Wednesday, April 26, 2006

Imitation and the Teen Novel

Before Romanticism, originality was not a virtue. When he sat down to write Paradise Lost, Milton lifted not just his plot but all his characters from the Bible, and Alexander Pope is known for his imitations of Horace. Ah, you might say, but they were overt in their imitation, manifesting their own artistic prowess in their masterly reworkings of predecessor texts [footnote: Harold Bloom, The Anxiety of Influence]. Quite different from today's paste-up artists.

Yes, perhaps, but in the realm of low art, back in the day, as soon as a novel came out, dozens of practically verbatim imitations flooded the marketplace. We think of Robinson Crusoe as the proto-novel, but it was based on the life of Alexander Selkirk, itself written up in The Englishman by Richard Steele, so how can we condemn all those subsequent hack-written desert island tales? And what is Jane Eyre but Pamela with a few twists?
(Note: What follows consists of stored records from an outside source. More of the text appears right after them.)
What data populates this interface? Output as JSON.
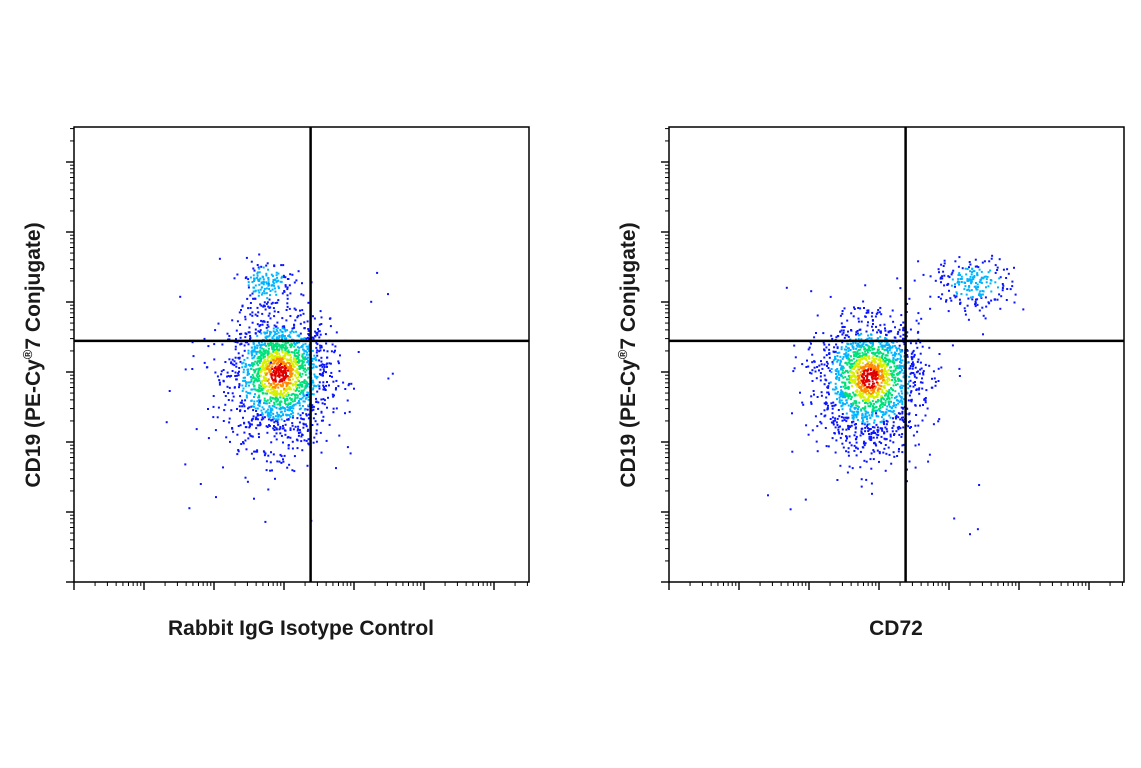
{
  "chart_data": [
    {
      "type": "scatter",
      "subtype": "flow-cytometry-density-dot-plot",
      "xlabel": "Rabbit IgG Isotype Control",
      "ylabel_main": "CD19 (PE-Cy",
      "ylabel_sup": "®",
      "ylabel_tail": "7 Conjugate)",
      "scale": "log",
      "tick_labels_shown": false,
      "grid": false,
      "quadrant_gate": {
        "x": 0.52,
        "y": 0.53
      },
      "populations": [
        {
          "name": "main",
          "cx": 0.45,
          "cy": 0.46,
          "sx": 0.055,
          "sy": 0.06,
          "n": 1800,
          "peak": "high"
        },
        {
          "name": "upper",
          "cx": 0.42,
          "cy": 0.66,
          "sx": 0.03,
          "sy": 0.025,
          "n": 170,
          "peak": "medium"
        }
      ],
      "colormap": [
        "#0a14ff",
        "#00b4ff",
        "#00e07a",
        "#d8f000",
        "#ff8c00",
        "#e00000"
      ]
    },
    {
      "type": "scatter",
      "subtype": "flow-cytometry-density-dot-plot",
      "xlabel": "CD72",
      "ylabel_main": "CD19 (PE-Cy",
      "ylabel_sup": "®",
      "ylabel_tail": "7 Conjugate)",
      "scale": "log",
      "tick_labels_shown": false,
      "grid": false,
      "quadrant_gate": {
        "x": 0.52,
        "y": 0.53
      },
      "populations": [
        {
          "name": "main",
          "cx": 0.44,
          "cy": 0.45,
          "sx": 0.055,
          "sy": 0.06,
          "n": 1800,
          "peak": "high"
        },
        {
          "name": "upper-right",
          "cx": 0.67,
          "cy": 0.66,
          "sx": 0.045,
          "sy": 0.025,
          "n": 220,
          "peak": "medium"
        }
      ],
      "colormap": [
        "#0a14ff",
        "#00b4ff",
        "#00e07a",
        "#d8f000",
        "#ff8c00",
        "#e00000"
      ]
    }
  ]
}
However, between Daniel Defoe and Charlotte Bronte, to collapse literary history, the Romantics put originality and inspiration up on a pedestal, Byron sued over imitations of The Corsair, and via Art and Law, it became important for writers to make up their own stuff.

Except, not so much. Harlequin romances anyone? Wide Sargasso Sea? A Thousand Acres? Yes, yes, those are artistic revisionings, but my point is that there is a vast literary history of imitation, some of it respectful and respectable, some of it not.
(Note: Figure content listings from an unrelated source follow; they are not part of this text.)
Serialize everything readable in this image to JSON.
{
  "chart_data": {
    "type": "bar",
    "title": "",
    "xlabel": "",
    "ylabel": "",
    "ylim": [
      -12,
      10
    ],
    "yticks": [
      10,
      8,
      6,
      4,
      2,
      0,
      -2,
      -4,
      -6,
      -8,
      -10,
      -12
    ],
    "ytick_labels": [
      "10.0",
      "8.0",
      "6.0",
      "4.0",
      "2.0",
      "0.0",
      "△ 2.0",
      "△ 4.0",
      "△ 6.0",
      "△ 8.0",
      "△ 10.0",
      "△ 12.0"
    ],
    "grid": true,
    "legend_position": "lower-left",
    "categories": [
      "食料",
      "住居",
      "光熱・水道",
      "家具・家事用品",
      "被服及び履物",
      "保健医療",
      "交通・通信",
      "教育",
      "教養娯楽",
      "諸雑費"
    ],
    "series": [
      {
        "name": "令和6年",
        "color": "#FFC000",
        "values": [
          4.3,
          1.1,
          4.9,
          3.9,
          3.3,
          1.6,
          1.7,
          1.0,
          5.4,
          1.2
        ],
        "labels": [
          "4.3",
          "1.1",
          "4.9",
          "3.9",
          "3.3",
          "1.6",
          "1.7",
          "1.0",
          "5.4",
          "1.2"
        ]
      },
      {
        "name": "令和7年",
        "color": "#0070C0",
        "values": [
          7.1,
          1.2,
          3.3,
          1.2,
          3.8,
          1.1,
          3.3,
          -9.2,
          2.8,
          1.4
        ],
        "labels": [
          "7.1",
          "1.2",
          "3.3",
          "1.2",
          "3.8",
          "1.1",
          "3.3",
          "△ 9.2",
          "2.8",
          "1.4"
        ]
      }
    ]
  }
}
So which side does Kaavya Viswanathan fall on? I'm not quite sure. Did she really sit there with Sloppy Firsts next to her computer and copy big chunks of it into How Opal Mehta Got Kissed, Got Wild, and Got a Life? If she did, she's an idiot. Or are Megan McCafferty's books (which I only heard of for the first time two weeks ago, and once again felt like an idiot for not knowing about something so popular) so popular that they were indeed seared into her brain to the point that the words and ideas felt like they were hers? Or, like all those first novelists who write about a young boy at odds with the world out on a spree (did you say Catcher in the Rye?), was it a bit of both, as she paid homage to what she loved and forgot what she had remembered?

I don't mean to deny the problem of plagiarism here. If you write a biography of, say, Lyndon B. Johnson, and you copy into it passages from someone else's biography of Lyndon B. Johnson, you are using their work for your gain and that is wrong. If you download a Newsweek article on Afghanistan and hand it in as a paper for your PoliSci class, you are being unethical. But in literature, things are fuzzier, and have been forever, and it behooves us to remember that.

[The real issues here, I think, are money, elitism, and celebrity culture. Nobody would be fussing if Viswanathan had put out a cheap knock-off teen chick lit book and made $8,000; people are going nuts because she got a $500,000 contract, Harvard, and a review in the NY Times, and there are few people nastier and more competitive than writers and wannabe Harvard students. Which begs the question, what are we doing giving $500,000 book contracts for first books by teenagers that were put together by book packagers? As for McCafferty, I bet her Amazon ranking surged this week.]

Edited to add: If you're coming here from Technorati or some such, please read my next post.

1 comment:

Libby said...

While I agree that things are fuzzier in literature than in, say, journalism, this still looks like plagiarism and not unconscious homage to me. But you're right, too, that it's about elitism and celebrity culture. And, maybe, race/ethnicity?

I don't think you need to feel bad about not knowing who Megan McCafferty is, though. I teach YA lit and I hadn't heard of her; these are more like Gossip Girls books than (I hate this term) literary novels. Sigh.